Living and nonliving beings have one thing in common: chemicals

One of the biggest questions amongst mankind is “how did complex life begin on Earth?” In an effort to find an answer to this question, we have had approaches from science, philosophy and theology. There are scientific theories and philosophical constructions. In Science, every single branch has tried to come up with an answer. Nonetheless, this answer is not just one field’s business. Under this premise, Biogeochemistry was born. Biogeochemistry is a multidisciplinary field that seeks to recreate land conditions or settings that gave rise to evolution in order to understand the origin and development of life as we know it.

What is Biogeochemistry?

It is the branch of science that studies chemical interactions between Earth and its living and nonliving beings. Alysia Cox, a biogeochemist from Montana Tech, US, and visiting professor at the School of Geological Sciences and Engineering of Yachay Tech University, thinks that Geology has a huge influence in the creation of chemical conditions in the evolution of complex life on the planet, something that her field seeks to prove and describe.

She does so using tools of all fields of science: sedimentary analysis to know the geography and composition of the planet in the past; chemical analysis to know how this composition interacted with essential chemical substances like water; biological analysis to know how this may have affected living beings that survived these chemical substances and geographical compositions. Easily put, biogeochemistry takes the entire context into account in order to understand the development and evolution of living beings. All this is combined with field work in laboratories and theoretical modelling.

Biogeochemical cycles

So far, the most important information developed for past and present studies are biogeochemical cycles. You probably learned about the water cycle. Well, this is a biogeochemical cycle. That is exactly what it refers to: how chemicals move between the living and nonliving and back. In order to establish these cycles, we must define the elements that take part in them: the six elements essential to life. The easiest way to remember them is if you think of CHNOPS: Carbon, Hydrogen, Nitrogen, Oxygen, Phosphorus, and Sulfur.
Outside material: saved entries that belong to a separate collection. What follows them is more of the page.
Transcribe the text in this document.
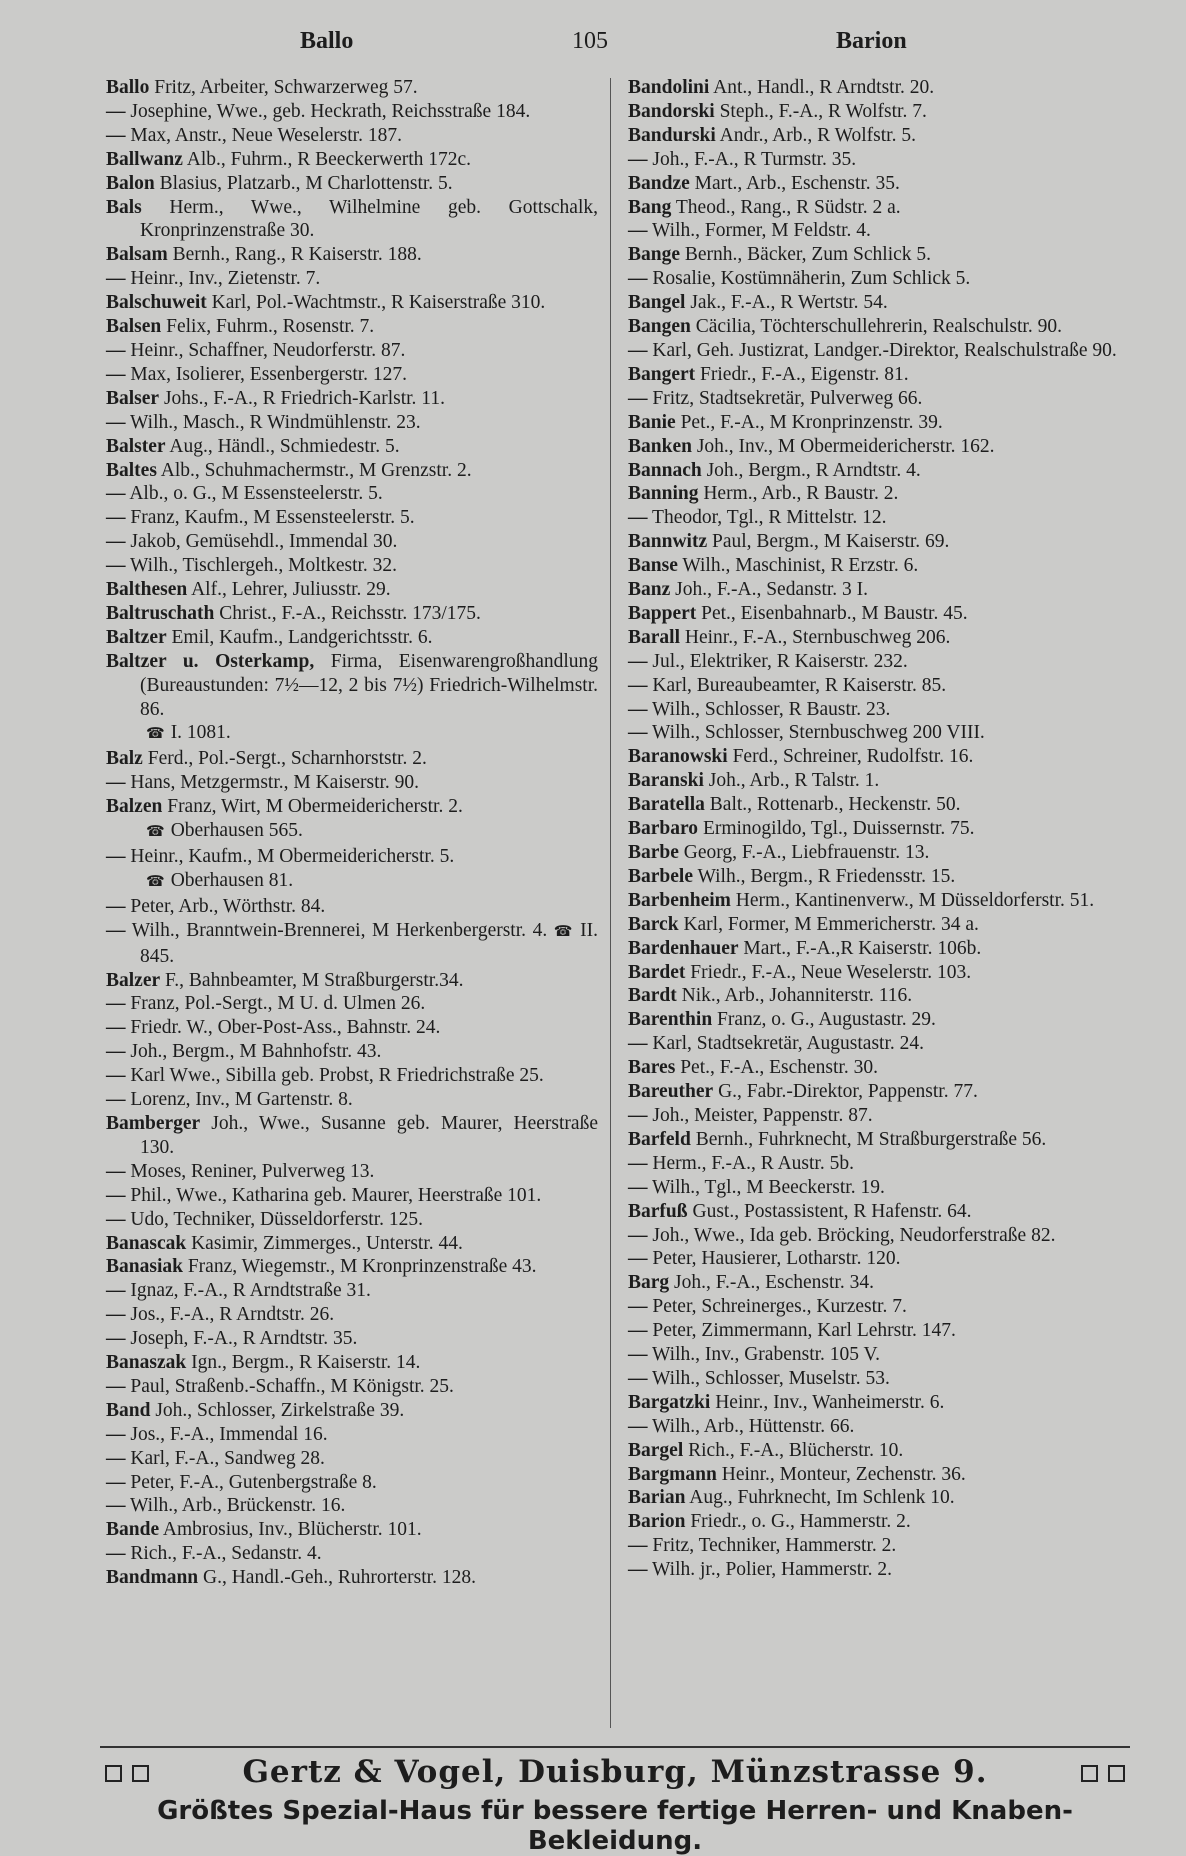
Ballo	105	Barion
Ballo Fritz, Arbeiter, Schwarzerweg 57.
— Josephine, Wwe., geb. Heckrath, Reichsstraße 184.
— Max, Anstr., Neue Weselerstr. 187.
Ballwanz Alb., Fuhrm., R Beeckerwerth 172c.
Balon Blasius, Platzarb., M Charlottenstr. 5.
Bals Herm., Wwe., Wilhelmine geb. Gottschalk, Kronprinzenstraße 30.
Balsam Bernh., Rang., R Kaiserstr. 188.
— Heinr., Inv., Zietenstr. 7.
Balschuweit Karl, Pol.-Wachtmstr., R Kaiserstraße 310.
Balsen Felix, Fuhrm., Rosenstr. 7.
— Heinr., Schaffner, Neudorferstr. 87.
— Max, Isolierer, Essenbergerstr. 127.
Balser Johs., F.-A., R Friedrich-Karlstr. 11.
— Wilh., Masch., R Windmühlenstr. 23.
Balster Aug., Händl., Schmiedestr. 5.
Baltes Alb., Schuhmachermstr., M Grenzstr. 2.
— Alb., o. G., M Essensteelerstr. 5.
— Franz, Kaufm., M Essensteelerstr. 5.
— Jakob, Gemüsehdl., Immendal 30.
— Wilh., Tischlergeh., Moltkestr. 32.
Balthesen Alf., Lehrer, Juliusstr. 29.
Baltruschath Christ., F.-A., Reichsstr. 173/175.
Baltzer Emil, Kaufm., Landgerichtsstr. 6.
Baltzer u. Osterkamp, Firma, Eisenwarengroßhandlung (Bureaustunden: 7½—12, 2 bis 7½) Friedrich-Wilhelmstr. 86.
☎ I. 1081.
Balz Ferd., Pol.-Sergt., Scharnhorststr. 2.
— Hans, Metzgermstr., M Kaiserstr. 90.
Balzen Franz, Wirt, M Obermeidericherstr. 2.
☎ Oberhausen 565.
— Heinr., Kaufm., M Obermeidericherstr. 5.
☎ Oberhausen 81.
— Peter, Arb., Wörthstr. 84.
— Wilh., Branntwein-Brennerei, M Herkenbergerstr. 4. ☎ II. 845.
Balzer F., Bahnbeamter, M Straßburgerstr.34.
— Franz, Pol.-Sergt., M U. d. Ulmen 26.
— Friedr. W., Ober-Post-Ass., Bahnstr. 24.
— Joh., Bergm., M Bahnhofstr. 43.
— Karl Wwe., Sibilla geb. Probst, R Friedrichstraße 25.
— Lorenz, Inv., M Gartenstr. 8.
Bamberger Joh., Wwe., Susanne geb. Maurer, Heerstraße 130.
— Moses, Reniner, Pulverweg 13.
— Phil., Wwe., Katharina geb. Maurer, Heerstraße 101.
— Udo, Techniker, Düsseldorferstr. 125.
Banascak Kasimir, Zimmerges., Unterstr. 44.
Banasiak Franz, Wiegemstr., M Kronprinzenstraße 43.
— Ignaz, F.-A., R Arndtstraße 31.
— Jos., F.-A., R Arndtstr. 26.
— Joseph, F.-A., R Arndtstr. 35.
Banaszak Ign., Bergm., R Kaiserstr. 14.
— Paul, Straßenb.-Schaffn., M Königstr. 25.
Band Joh., Schlosser, Zirkelstraße 39.
— Jos., F.-A., Immendal 16.
— Karl, F.-A., Sandweg 28.
— Peter, F.-A., Gutenbergstraße 8.
— Wilh., Arb., Brückenstr. 16.
Bande Ambrosius, Inv., Blücherstr. 101.
— Rich., F.-A., Sedanstr. 4.
Bandmann G., Handl.-Geh., Ruhrorterstr. 128.
Bandolini Ant., Handl., R Arndtstr. 20.
Bandorski Steph., F.-A., R Wolfstr. 7.
Bandurski Andr., Arb., R Wolfstr. 5.
— Joh., F.-A., R Turmstr. 35.
Bandze Mart., Arb., Eschenstr. 35.
Bang Theod., Rang., R Südstr. 2 a.
— Wilh., Former, M Feldstr. 4.
Bange Bernh., Bäcker, Zum Schlick 5.
— Rosalie, Kostümnäherin, Zum Schlick 5.
Bangel Jak., F.-A., R Wertstr. 54.
Bangen Cäcilia, Töchterschullehrerin, Realschulstr. 90.
— Karl, Geh. Justizrat, Landger.-Direktor, Realschulstraße 90.
Bangert Friedr., F.-A., Eigenstr. 81.
— Fritz, Stadtsekretär, Pulverweg 66.
Banie Pet., F.-A., M Kronprinzenstr. 39.
Banken Joh., Inv., M Obermeidericherstr. 162.
Bannach Joh., Bergm., R Arndtstr. 4.
Banning Herm., Arb., R Baustr. 2.
— Theodor, Tgl., R Mittelstr. 12.
Bannwitz Paul, Bergm., M Kaiserstr. 69.
Banse Wilh., Maschinist, R Erzstr. 6.
Banz Joh., F.-A., Sedanstr. 3 I.
Bappert Pet., Eisenbahnarb., M Baustr. 45.
Barall Heinr., F.-A., Sternbuschweg 206.
— Jul., Elektriker, R Kaiserstr. 232.
— Karl, Bureaubeamter, R Kaiserstr. 85.
— Wilh., Schlosser, R Baustr. 23.
— Wilh., Schlosser, Sternbuschweg 200 VIII.
Baranowski Ferd., Schreiner, Rudolfstr. 16.
Baranski Joh., Arb., R Talstr. 1.
Baratella Balt., Rottenarb., Heckenstr. 50.
Barbaro Erminogildo, Tgl., Duissernstr. 75.
Barbe Georg, F.-A., Liebfrauenstr. 13.
Barbele Wilh., Bergm., R Friedensstr. 15.
Barbenheim Herm., Kantinenverw., M Düsseldorferstr. 51.
Barck Karl, Former, M Emmericherstr. 34 a.
Bardenhauer Mart., F.-A.,R Kaiserstr. 106b.
Bardet Friedr., F.-A., Neue Weselerstr. 103.
Bardt Nik., Arb., Johanniterstr. 116.
Barenthin Franz, o. G., Augustastr. 29.
— Karl, Stadtsekretär, Augustastr. 24.
Bares Pet., F.-A., Eschenstr. 30.
Bareuther G., Fabr.-Direktor, Pappenstr. 77.
— Joh., Meister, Pappenstr. 87.
Barfeld Bernh., Fuhrknecht, M Straßburgerstraße 56.
— Herm., F.-A., R Austr. 5b.
— Wilh., Tgl., M Beeckerstr. 19.
Barfuß Gust., Postassistent, R Hafenstr. 64.
— Joh., Wwe., Ida geb. Bröcking, Neudorferstraße 82.
— Peter, Hausierer, Lotharstr. 120.
Barg Joh., F.-A., Eschenstr. 34.
— Peter, Schreinerges., Kurzestr. 7.
— Peter, Zimmermann, Karl Lehrstr. 147.
— Wilh., Inv., Grabenstr. 105 V.
— Wilh., Schlosser, Muselstr. 53.
Bargatzki Heinr., Inv., Wanheimerstr. 6.
— Wilh., Arb., Hüttenstr. 66.
Bargel Rich., F.-A., Blücherstr. 10.
Bargmann Heinr., Monteur, Zechenstr. 36.
Barian Aug., Fuhrknecht, Im Schlenk 10.
Barion Friedr., o. G., Hammerstr. 2.
— Fritz, Techniker, Hammerstr. 2.
— Wilh. jr., Polier, Hammerstr. 2.
Gertz & Vogel, Duisburg, Münzstrasse 9.
Größtes Spezial-Haus für bessere fertige Herren- und Knaben-Bekleidung.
However, the most important cycles and the ones we’ll see are the Carbon, Nitrogen, and Phosphorus cycles. Still, don’t forget about Oxygen, as it will be important later on. Like water, Carbon does not disappear from the planet. It just transforms itself and moves in one same cycle that begins in the atmosphere, then continues in plants when they ‘feed’, then in animals when they feed on plants, then in humans when we eat both and the back to the atmosphere when we breathe it out.

Something similar happens with the Nitrogen and Phosphorus cycles: Nitrogen cycle begins in the atmosphere as well, goes on in bacteria with absorption and expulsion in soil, then in plants with soil assimilation, then in animals when they feed on plants, on us as well and the back to bacteria that decomposes our bodies, and then back to the atmosphere. On the other hand, Phosphorus cycle begins with rocks, then continues with soil absorption and plant assimilation, then animals feed on plants and then bacteria decomposing those bodies and back to soil and rocks.

All these cycles are a crucial part of complex life on the planet. Biogeochemistry thinks that because of its main role, it was water that shaped rocks. This changed their chemistry and naturally, the chemistry of the bacteria that lived on earth back then. The thing is that at some point, this change in chemistry gave rise to life as we know it today; and even to this day, some environments that we see today may be a reflection of old environments with chemical conditions that were inadequate for our existence.

Do you remember oxygen? It’s time to take it up again. One of the theories on how the chemistry of oceans and the planet changed is that the planet underwent an oxygenation event that caused a change in chemical conditions, which in turn, changed the history of the planet: water.